The developer planning to transform the long-shuttered Domino Sugar refinery into a vibrant residential community will face increased costs now that the City Council has landmarked three historic buildings on the site — but the company couldn’t be happier.
After all, Community Preservation Corporation, supported the landmark designation — despite the costs it would add to its $1.5-billion project to transform the shuttered sugar plant into a modern, Rafael Vinoly-designed project featuring 2,200 units of housing in several skyscrapers centered around a historic core.
“The adaptively reused refinery will be at the center of our development,” CPC Vice President Susan Pollock told the City Council on Monday, a day before the legislature officially landmarked three historic buildings on the 19th-century waterfront site just north of the Williamsburg Bridge.
“We recognize the significance of the refinery as a link to an important part of Williamsburg’s past,” added Pollock. “Reuse of the buildings requires a delicate and costly dismantling of the interiors and rebuilding a new structure within the preserved walls [but] we are delighted” to preserve the “central structure.”

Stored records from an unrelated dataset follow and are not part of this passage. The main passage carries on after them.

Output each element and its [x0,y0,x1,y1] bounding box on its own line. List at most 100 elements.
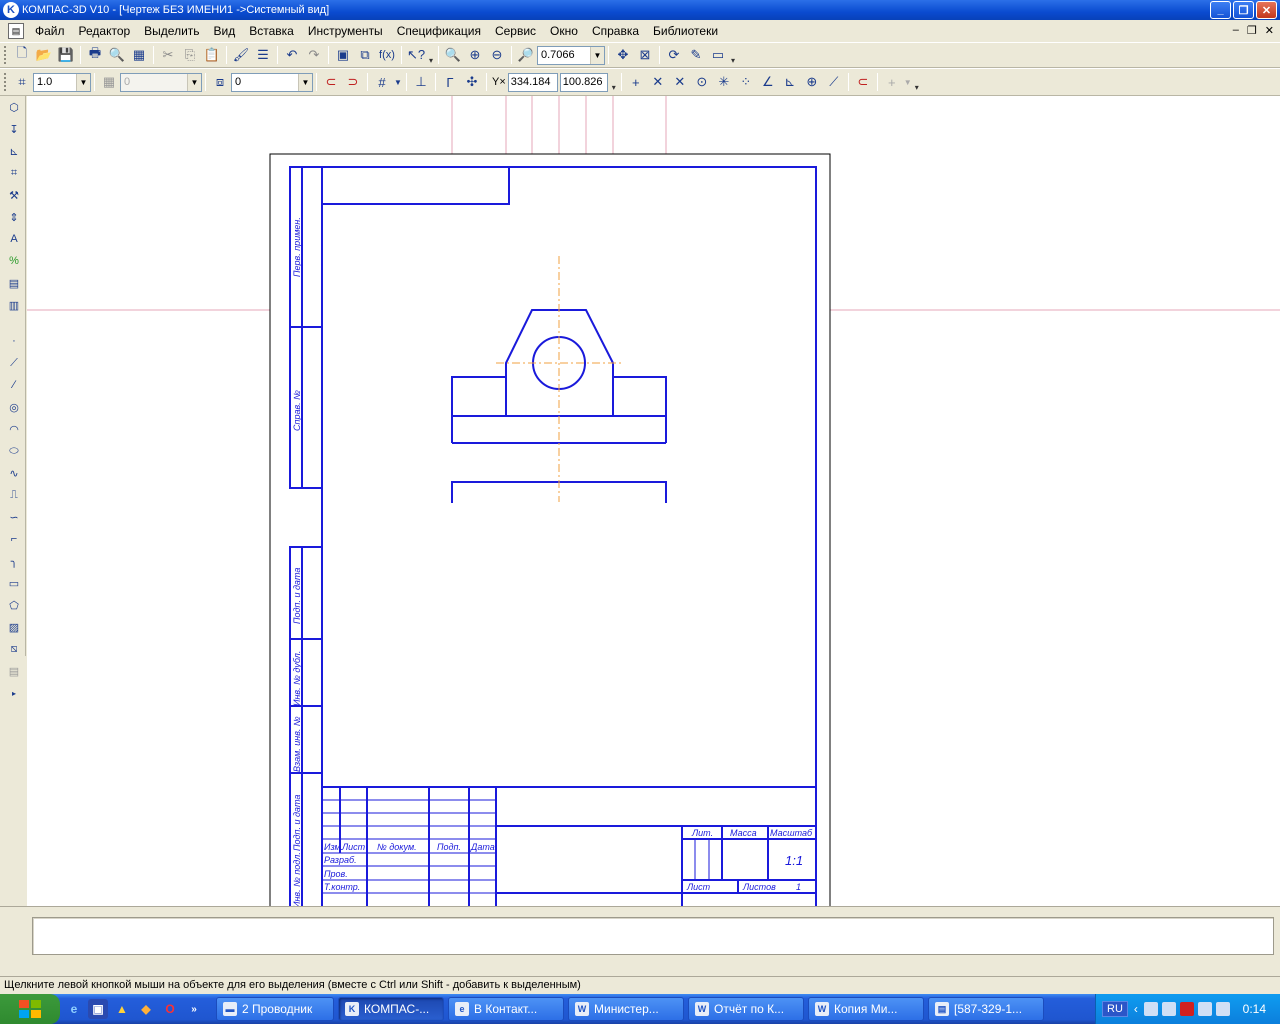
reports-panel-icon[interactable]: ▤ [3,272,25,294]
polyline-icon[interactable]: ⎍ [3,484,25,506]
task-word-3[interactable]: W Копия Ми... [808,997,924,1021]
point-icon[interactable]: · [3,330,25,352]
cut-icon[interactable]: ✂ [157,44,179,66]
menu-libraries[interactable]: Библиотеки [646,24,725,38]
select-panel-icon[interactable]: A [3,228,25,250]
snap-magnet-icon[interactable]: ⊂ [320,71,342,93]
menu-specification[interactable]: Спецификация [390,24,488,38]
layer-combo[interactable]: 0 ▼ [231,72,313,92]
minimize-button[interactable]: _ [1210,1,1231,19]
snap-middle-icon[interactable]: ✕ [647,71,669,93]
snap-magnet-icon-2[interactable]: ⊂ [852,71,874,93]
kompas-app-icon[interactable]: K [3,2,19,18]
zoom-scale-icon[interactable]: 🔎 [515,44,537,66]
parametrization-panel-icon[interactable]: ⚒ [3,184,25,206]
bezier-icon[interactable]: ∽ [3,506,25,528]
chamfer-icon[interactable]: ⌐ [3,528,25,550]
zoom-all-icon[interactable]: ⊠ [634,44,656,66]
snap-nearest-icon[interactable]: + [625,71,647,93]
line-scale-combo[interactable]: 1.0 ▼ [33,72,91,92]
variables-icon[interactable]: f(x) [376,44,398,66]
task-word-1[interactable]: W Министер... [568,997,684,1021]
menu-edit[interactable]: Редактор [72,24,138,38]
chevron-down-icon[interactable]: ▼ [76,73,90,91]
zoom-out-icon[interactable]: ⊖ [486,44,508,66]
symbols-panel-icon[interactable]: ⊾ [3,140,25,162]
geometry-panel-icon[interactable]: ⬡ [3,96,25,118]
menu-select[interactable]: Выделить [137,24,206,38]
menu-window[interactable]: Окно [543,24,585,38]
grid-icon[interactable]: # [371,71,393,93]
language-indicator[interactable]: RU [1102,1001,1128,1017]
aux-line-icon[interactable]: ⟋ [3,352,25,374]
display-icon[interactable]: ▭ [707,44,729,66]
menu-help[interactable]: Справка [585,24,646,38]
toolbar-more-icon-2[interactable]: ▾ [729,45,737,65]
antivirus-tray-icon[interactable] [1179,1002,1194,1016]
editing-panel-icon[interactable]: ⌗ [3,162,25,184]
redo-icon[interactable]: ↷ [303,44,325,66]
ie-quicklaunch-icon[interactable]: e [64,999,84,1019]
undo-icon[interactable]: ↶ [281,44,303,66]
open-folder-icon[interactable]: 📂 [33,44,55,66]
local-cs-icon[interactable]: ⊥ [410,71,432,93]
zoom-in-icon[interactable]: ⊕ [464,44,486,66]
ellipse-icon[interactable]: ⬭ [3,440,25,462]
task-explorer[interactable]: ▬ 2 Проводник [216,997,334,1021]
app2-quicklaunch-icon[interactable]: ◆ [136,999,156,1019]
expand-panel-icon[interactable]: ▸ [3,682,25,704]
list-icon[interactable]: ☰ [252,44,274,66]
tray-expand-icon[interactable]: ‹ [1134,1002,1138,1016]
zoom-combo[interactable]: 0.7066 ▼ [537,45,605,65]
menu-file[interactable]: Файл [28,24,72,38]
maximize-button[interactable]: ❐ [1233,1,1254,19]
snap-normal-icon[interactable]: ⊾ [779,71,801,93]
task-vkontakte[interactable]: e В Контакт... [448,997,564,1021]
coord-x-field[interactable]: 334.184 [507,72,558,92]
drawing-canvas[interactable]: Перв. примен. Справ. № Подп. и дата Инв.… [27,96,1280,906]
toolbar-more-icon-4[interactable]: ▾ [913,72,921,92]
chevron-down-icon[interactable]: ▼ [298,73,312,91]
view-state-icon[interactable]: ▦ [98,71,120,93]
local-snap-icon[interactable]: ⊃ [342,71,364,93]
chevron-down-icon-snap[interactable]: ▼ [903,71,913,93]
spline-icon[interactable]: ∿ [3,462,25,484]
contour-icon[interactable]: ⧅ [3,638,25,660]
snap-tangent-icon[interactable]: ✳ [713,71,735,93]
task-kompas[interactable]: K КОМПАС-... [338,997,444,1021]
ortho-icon[interactable]: Γ [439,71,461,93]
add-snap-icon[interactable]: + [881,71,903,93]
menu-tools[interactable]: Инструменты [301,24,390,38]
snap-point-icon[interactable]: ⊕ [801,71,823,93]
layer-icon[interactable]: ⧈ [209,71,231,93]
help-pointer-icon[interactable]: ↖? [405,44,427,66]
view-combo[interactable]: 0 ▼ [120,72,202,92]
desktop-quicklaunch-icon[interactable]: ▣ [88,999,108,1019]
refresh-icon[interactable]: ⟳ [663,44,685,66]
opera-quicklaunch-icon[interactable]: O [160,999,180,1019]
properties-icon[interactable]: ▦ [128,44,150,66]
volume-tray-icon[interactable] [1197,1002,1212,1016]
save-icon[interactable]: 💾 [55,44,77,66]
dimensions-panel-icon[interactable]: ↧ [3,118,25,140]
fillet-icon[interactable]: ╮ [3,550,25,572]
menu-insert[interactable]: Вставка [242,24,301,38]
network2-tray-icon[interactable] [1161,1002,1176,1016]
property-panel[interactable] [32,917,1274,955]
rectangle-icon[interactable]: ▭ [3,572,25,594]
mdi-minimize-button[interactable]: – [1233,24,1239,37]
menu-service[interactable]: Сервис [488,24,543,38]
print-preview-icon[interactable]: 🔍 [106,44,128,66]
print-icon[interactable]: 🖶 [84,44,106,66]
library-manager-icon[interactable]: ⧉ [354,44,376,66]
arc-icon[interactable]: ◠ [3,418,25,440]
toolbar-grip[interactable] [4,46,8,64]
mdi-restore-button[interactable]: ❐ [1247,24,1257,37]
new-document-icon[interactable]: 🗋 [11,44,33,66]
chevron-down-icon-grid[interactable]: ▼ [393,71,403,93]
app-quicklaunch-icon[interactable]: ▲ [112,999,132,1019]
close-button[interactable]: ✕ [1256,1,1277,19]
grid-step-icon[interactable]: ⌗ [11,71,33,93]
zoom-window-icon[interactable]: 🔍 [442,44,464,66]
document-icon[interactable]: ▤ [8,23,24,39]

The Council vote secured landmark status to three circa-1884 buildings on the 11-acre development site — relics of Williamsburg’s boom sugar industry.
Diane Jackier of the Landmarks Preservation Commission called the buildings “the largest and most significant” of the waterfront sugar refineries to survive.
Though it supported the landmarking of the refinery’s Filter, Pan and Finishing houses, CPC opposed landmarking the entire refinery, which would have included the iconic “Domino Sugar” sign and other buildings.
Michael Lappin, CPC’s president and CEO, said that the company wants to incorporate the sign — a beacon to Brooklyn-bound travelers for decades — into the project, but hasn’t figured out how to do it yet.